I began my work with them by receiving trainings on issues related to menstrual hygiene and gender awareness, labor law and employability skills. As part of the sellers’ group, I also received sales and marketing trainings. When the training ended, I began to visit families in their homes where I hosted discussions—attended by all present women and girls under the age of 55—on period poverty and menstrual hygiene. After each session, I promoted our sanitary product, called “Rose”, and began selling it door-to door.
Unfortunately, in many parts of the country we are still bound by norms and harmful traditions that perpetuate inaccurate information about menstruation. Thanks to this work, we have been able to provide health awareness sessions to women across generations, to adult women and to young girls who are beginning to speak up and correct misconceptions about menstruation. This is important. We need to create safe spaces for adolescent girls to discuss their reproductive health with experts, to allow them to properly discover their bodies and understand the physical and hormonal changes they experience. It is about time for girls to stop being scared whenever they get their periods, and for them to understand how to deal with it.
“We need to raise our children believing that women’s reproductive health is not a taboo.”
Itab Bayoud, a mother of four, has dedicated her life to caring for her family. Determined to gain financial independence and help make ends meet, she took a job with Roof and Roots. Trained as a manufacturer, Itab reflects on her work and challenging social taboos around women’s reproductive health.

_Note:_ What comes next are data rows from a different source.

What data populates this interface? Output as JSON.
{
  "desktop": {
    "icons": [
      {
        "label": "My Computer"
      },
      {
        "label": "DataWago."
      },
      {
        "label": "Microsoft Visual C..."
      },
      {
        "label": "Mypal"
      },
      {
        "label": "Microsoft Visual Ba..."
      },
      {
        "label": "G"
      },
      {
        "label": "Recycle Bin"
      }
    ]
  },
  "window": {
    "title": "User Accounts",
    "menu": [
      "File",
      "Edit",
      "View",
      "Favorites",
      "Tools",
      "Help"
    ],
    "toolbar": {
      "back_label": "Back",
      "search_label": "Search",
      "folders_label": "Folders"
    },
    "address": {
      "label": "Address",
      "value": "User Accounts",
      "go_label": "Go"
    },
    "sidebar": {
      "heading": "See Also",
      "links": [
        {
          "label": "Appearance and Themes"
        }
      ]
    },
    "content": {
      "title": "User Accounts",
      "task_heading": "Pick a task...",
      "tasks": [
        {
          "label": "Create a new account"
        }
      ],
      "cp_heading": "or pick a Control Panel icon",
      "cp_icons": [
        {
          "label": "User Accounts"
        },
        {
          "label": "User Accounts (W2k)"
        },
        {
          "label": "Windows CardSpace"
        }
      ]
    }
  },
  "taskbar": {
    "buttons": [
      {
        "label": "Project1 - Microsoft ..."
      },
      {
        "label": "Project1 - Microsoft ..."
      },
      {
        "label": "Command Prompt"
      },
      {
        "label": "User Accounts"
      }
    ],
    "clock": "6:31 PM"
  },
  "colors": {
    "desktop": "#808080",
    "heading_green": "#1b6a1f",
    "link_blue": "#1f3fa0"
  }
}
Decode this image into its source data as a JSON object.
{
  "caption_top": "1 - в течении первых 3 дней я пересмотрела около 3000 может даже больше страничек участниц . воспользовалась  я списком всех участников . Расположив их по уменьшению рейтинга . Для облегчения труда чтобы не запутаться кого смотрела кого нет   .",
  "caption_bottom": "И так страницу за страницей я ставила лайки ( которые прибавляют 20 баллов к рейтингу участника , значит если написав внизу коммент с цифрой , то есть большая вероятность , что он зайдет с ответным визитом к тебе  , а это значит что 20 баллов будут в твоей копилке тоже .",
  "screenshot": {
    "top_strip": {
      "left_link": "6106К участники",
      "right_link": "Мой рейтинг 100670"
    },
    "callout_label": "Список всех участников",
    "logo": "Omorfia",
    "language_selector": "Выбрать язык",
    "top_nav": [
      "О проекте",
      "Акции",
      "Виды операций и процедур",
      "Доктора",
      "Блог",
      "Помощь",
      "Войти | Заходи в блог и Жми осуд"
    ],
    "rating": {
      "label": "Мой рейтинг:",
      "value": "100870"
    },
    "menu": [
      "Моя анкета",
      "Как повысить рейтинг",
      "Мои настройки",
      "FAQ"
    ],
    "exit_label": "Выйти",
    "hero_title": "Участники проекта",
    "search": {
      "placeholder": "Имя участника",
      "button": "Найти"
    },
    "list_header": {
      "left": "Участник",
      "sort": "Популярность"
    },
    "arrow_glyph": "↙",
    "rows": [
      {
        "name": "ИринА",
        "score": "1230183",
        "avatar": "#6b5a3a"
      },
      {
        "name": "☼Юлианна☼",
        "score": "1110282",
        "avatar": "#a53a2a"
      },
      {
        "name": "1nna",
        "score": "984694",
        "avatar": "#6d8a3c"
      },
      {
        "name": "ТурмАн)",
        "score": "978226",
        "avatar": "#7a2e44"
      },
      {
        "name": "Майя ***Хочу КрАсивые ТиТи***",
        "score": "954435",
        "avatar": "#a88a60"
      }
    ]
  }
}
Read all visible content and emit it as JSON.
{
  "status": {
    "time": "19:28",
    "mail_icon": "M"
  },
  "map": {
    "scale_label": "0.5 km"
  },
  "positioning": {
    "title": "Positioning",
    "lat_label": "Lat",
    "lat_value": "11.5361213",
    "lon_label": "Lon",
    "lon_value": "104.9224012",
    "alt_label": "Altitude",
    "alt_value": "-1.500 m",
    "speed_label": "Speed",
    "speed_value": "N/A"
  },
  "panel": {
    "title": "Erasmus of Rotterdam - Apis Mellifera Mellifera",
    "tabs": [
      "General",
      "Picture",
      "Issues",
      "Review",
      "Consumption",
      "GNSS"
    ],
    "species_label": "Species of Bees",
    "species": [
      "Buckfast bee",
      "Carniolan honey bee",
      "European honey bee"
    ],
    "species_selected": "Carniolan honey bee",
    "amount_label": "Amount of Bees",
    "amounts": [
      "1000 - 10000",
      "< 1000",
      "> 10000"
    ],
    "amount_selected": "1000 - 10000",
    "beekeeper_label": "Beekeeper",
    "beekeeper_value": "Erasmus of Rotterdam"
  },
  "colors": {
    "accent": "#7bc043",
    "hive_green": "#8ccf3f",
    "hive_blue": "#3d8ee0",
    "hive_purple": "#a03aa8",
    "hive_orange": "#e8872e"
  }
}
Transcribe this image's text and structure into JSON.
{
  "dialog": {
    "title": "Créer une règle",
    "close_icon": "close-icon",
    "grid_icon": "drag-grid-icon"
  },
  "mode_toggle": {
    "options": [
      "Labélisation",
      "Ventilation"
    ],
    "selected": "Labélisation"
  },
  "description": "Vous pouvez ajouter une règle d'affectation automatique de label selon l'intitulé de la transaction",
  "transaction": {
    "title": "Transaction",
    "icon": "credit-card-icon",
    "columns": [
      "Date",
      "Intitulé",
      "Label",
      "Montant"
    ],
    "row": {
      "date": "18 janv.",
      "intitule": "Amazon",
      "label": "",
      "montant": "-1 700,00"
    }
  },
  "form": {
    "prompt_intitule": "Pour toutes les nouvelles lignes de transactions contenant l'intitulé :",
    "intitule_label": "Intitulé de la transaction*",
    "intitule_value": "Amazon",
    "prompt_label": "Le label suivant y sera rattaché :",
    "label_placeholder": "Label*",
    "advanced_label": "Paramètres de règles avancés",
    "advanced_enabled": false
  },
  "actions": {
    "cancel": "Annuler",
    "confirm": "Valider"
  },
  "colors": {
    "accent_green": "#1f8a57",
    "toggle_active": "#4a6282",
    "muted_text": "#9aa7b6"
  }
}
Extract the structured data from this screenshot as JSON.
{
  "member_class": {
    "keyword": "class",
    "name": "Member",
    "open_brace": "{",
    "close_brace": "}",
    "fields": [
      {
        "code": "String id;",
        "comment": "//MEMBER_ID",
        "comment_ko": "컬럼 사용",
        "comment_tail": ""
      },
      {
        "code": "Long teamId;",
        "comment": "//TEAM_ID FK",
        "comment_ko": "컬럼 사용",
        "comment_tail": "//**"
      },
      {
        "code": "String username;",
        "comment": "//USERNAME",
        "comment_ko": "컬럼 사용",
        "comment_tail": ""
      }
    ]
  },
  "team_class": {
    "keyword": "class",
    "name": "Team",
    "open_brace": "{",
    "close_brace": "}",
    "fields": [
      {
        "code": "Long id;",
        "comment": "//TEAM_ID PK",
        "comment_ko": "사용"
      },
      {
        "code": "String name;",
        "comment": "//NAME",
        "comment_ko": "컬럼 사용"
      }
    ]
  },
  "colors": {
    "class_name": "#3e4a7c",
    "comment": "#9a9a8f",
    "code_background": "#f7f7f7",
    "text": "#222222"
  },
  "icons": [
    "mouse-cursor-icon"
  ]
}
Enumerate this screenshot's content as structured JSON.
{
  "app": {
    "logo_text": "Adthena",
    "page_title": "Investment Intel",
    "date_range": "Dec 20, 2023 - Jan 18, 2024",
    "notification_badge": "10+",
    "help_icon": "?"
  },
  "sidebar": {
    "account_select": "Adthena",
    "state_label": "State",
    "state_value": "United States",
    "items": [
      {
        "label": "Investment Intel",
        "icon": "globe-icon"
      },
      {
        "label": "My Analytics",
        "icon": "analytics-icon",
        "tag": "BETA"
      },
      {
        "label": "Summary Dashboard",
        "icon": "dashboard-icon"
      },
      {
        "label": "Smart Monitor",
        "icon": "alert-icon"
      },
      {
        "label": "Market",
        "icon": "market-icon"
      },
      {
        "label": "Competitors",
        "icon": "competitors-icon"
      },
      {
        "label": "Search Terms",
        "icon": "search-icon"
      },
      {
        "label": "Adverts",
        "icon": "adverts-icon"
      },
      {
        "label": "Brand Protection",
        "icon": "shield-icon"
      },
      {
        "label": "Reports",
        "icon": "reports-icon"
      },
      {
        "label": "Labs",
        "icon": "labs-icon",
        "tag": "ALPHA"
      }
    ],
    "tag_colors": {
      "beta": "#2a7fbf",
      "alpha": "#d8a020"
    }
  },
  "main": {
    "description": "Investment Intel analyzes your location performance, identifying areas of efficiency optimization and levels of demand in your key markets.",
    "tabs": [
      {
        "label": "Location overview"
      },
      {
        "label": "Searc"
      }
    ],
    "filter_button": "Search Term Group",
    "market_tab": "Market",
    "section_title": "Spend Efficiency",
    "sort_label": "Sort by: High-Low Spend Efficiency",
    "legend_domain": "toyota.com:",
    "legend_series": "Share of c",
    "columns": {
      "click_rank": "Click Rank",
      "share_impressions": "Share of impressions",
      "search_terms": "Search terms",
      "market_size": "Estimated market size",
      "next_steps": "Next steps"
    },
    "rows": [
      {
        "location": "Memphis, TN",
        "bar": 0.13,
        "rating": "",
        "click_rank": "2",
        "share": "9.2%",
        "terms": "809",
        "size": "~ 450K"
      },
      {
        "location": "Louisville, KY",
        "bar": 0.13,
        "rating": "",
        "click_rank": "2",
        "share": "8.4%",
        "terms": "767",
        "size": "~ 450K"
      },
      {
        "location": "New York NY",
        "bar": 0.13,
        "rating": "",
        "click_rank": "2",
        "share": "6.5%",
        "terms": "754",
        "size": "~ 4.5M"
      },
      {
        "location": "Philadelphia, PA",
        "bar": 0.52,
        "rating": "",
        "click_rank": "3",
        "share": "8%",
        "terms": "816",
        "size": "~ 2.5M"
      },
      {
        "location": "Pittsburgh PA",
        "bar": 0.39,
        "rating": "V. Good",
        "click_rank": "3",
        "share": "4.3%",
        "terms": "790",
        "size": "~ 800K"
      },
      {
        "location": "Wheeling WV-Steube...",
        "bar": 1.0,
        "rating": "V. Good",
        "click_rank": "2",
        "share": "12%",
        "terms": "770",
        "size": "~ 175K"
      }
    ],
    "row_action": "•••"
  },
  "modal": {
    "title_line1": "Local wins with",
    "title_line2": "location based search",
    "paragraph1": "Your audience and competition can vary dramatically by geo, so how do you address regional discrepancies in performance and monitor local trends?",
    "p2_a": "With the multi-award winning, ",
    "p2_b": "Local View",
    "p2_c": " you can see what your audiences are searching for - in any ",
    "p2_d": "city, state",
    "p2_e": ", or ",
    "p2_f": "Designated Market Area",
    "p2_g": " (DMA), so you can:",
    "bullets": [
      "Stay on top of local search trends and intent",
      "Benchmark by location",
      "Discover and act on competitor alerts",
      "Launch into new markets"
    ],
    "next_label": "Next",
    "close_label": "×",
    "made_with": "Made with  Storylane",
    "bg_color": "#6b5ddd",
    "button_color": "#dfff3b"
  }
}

The economic crisis has hit everyone living in Lebanon hard and has hit women the hardest. With prices increasing, going out or buying anything that is not essential has become a luxury I can no longer afford. Amongst other cuts we had to make to get by were disposable menstrual hygiene products, which affected my two daughters. We could not afford them, particularly as the costs were continually increasing. At first, I began by asking my daughters to keep the sanitary pads in for longer hours before realizing it could lead to infections, then I tried using old cloth – which also came with hygiene risks.
When my neighbor told me that the sanitary pads manufacturing project was offering paid jobs, I decided to try and join. I was selected and during an initial training phase, we were taught how to operate the machines that produced the different parts of the pads, as well as the steps needed to store them safely. This job provided me with the financial independence I have always aspired to. With the money I have made, I have been able to provide for myself and my children.
I am aware of the stigma around menstruation and women’s reproductive health. As I worked on manufacturing the sanitary pads, I became much more mindful of period poverty and how it was affecting many women. Unfortunately, most of them are too afraid to speak about it because it is deemed shameful.
Growing up, my mother would not tell my father that I had my period. Instead, she would ask him for money “to get Itab something private”. I am convinced that menstruation is not a shame. We need to raise our boys and girls into believing that women’s reproductive health is not taboo.